Sunday, October 18, 2015

To Part Is to Die a Little By Claudia Serea

Claudia Serea

To Part Is to Die a Little
By Claudia Serea
(Cervena Barva Press, 2015)
  Review by Lawrence Kessenich

To be an exile is to both be estranged from one’s homeland, more deeply attached to it, and also able to see both one’s homeland and one’s adopted country with an objectivity unavailable to lifelong inhabitants. All of this comes into play in Claudia Serea’s poetry collection, To Part Is to Die a Little.

Serea emigrated from Romania to the U.S. in 1995, evidently to New York City or nearby, because that city appears often in this collection, acutely observed and with attention to the concrete details of places and people:

From “Soap opera”:

December again on 38th Street,
where statues push their heads through the walls
over a DVD store, a barber shop, a deli,
to better see what’s happening…

From “Paper cup city”:

The dark coffee
     Of the mornings
in a paper cup

People stand in line;
their loneliness
    is the loneliness
of plastic straws
    on the shelf…

Daybreak is
    a plastic
teaspoon in the sky,
paper plates
    and brown napkins…

From “Mr. Hoffman”:

Mr. Hoffman has a bright green hat
and red jacket, has glasses,
sits on a small chair
play waltzes on the accordion
in the 57th Street station.

A little town with steep streets
and old buildings with geraniums,
scenes from old European movies,
pour from his waltz…

Through the eyes of this immigrant, one sees one’s own country through fresh eyes, always an enlightening experience—and sometimes painful, as when she points out the ignorance of Americans about her homeland in “Breakfast at Cucina”:

Are you a gymnast?
the woman asks
when she finds out
my accent is Romanian.

Sure, I’d like to say.

In my country,
the little girls balance on beams
as soon as they come out
of their mothers’ wombs.

More poignant, however—and my favorite section of the book, Letters to Romania—are the poems where Serea looks back longingly at the land where she was born, grew up, and where her family and friends of many years still reside. What often sticks in her mind, of course, are concrete images that make the places and people come alive for the reader.
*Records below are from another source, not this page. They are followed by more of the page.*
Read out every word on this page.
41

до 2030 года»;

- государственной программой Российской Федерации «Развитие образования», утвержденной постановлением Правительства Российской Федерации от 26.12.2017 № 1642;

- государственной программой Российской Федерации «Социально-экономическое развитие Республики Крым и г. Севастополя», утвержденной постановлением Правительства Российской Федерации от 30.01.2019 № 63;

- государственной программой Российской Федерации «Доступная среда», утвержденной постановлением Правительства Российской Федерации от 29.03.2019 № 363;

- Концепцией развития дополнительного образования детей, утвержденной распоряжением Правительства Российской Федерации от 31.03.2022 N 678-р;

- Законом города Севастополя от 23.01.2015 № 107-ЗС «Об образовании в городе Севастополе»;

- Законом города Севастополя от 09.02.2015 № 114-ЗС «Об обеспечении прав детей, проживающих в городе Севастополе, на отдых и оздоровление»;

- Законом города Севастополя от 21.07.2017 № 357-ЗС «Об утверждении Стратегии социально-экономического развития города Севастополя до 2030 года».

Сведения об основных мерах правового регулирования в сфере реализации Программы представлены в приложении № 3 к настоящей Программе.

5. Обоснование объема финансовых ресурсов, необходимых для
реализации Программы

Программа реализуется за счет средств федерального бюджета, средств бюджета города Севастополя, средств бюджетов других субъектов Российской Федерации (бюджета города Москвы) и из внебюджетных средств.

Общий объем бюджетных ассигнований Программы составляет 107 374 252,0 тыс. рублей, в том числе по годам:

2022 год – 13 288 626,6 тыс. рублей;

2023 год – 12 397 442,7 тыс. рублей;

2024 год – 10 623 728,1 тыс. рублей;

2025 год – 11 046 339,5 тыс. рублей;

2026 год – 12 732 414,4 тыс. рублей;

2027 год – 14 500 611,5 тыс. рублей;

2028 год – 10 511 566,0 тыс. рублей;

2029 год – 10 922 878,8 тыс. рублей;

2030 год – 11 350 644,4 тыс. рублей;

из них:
In “Es-tu-là” she imagines her mother singing in the kitchen:

My mother sings to the chopped onions.
She sings to the parsley and pots.
She sings to the stirred stew.
That’s why America is rich,
because it’s where you live,
you, my only true treasure.

The kitchen is filled with sun.
The windows are filled with wind.
No letters came today…

In “On Easter morning” she remembers:

After church, we won’t enter the house
until my father digs a shovelful of grass
and places it on the threshold, roots and all.

Step on it, for a new beginning, he says…

In “Ovidiu” she recalls a Romanian town she visited:

A bright yellow Muslim minaret and a white church
hang upside down from the clouds…

From these low hills, the poet looked on,
with exiled eyes,
into the eyes of the Black Sea…

A school, a bread store, a closed pub,
A skinny Pegasus pulls a carriage with corn…

And in “The last way” she shows us a country funeral:

Dressed in black with headscarves,
    like ravens, they come
to walk the dead man
    on his last way.

Up on the tractor,
    his coffin is decorated
with crying daughters
    and orange lilies.

There is so much life in these people and places that the reader can hardly help feeling the loss of it all along with Serea. There is so much longing in this book that it tugs at the heartstrings, but that longing also forces the reader to look at the riches in his own life, to contemplate their loss, and thereby to appreciate them more.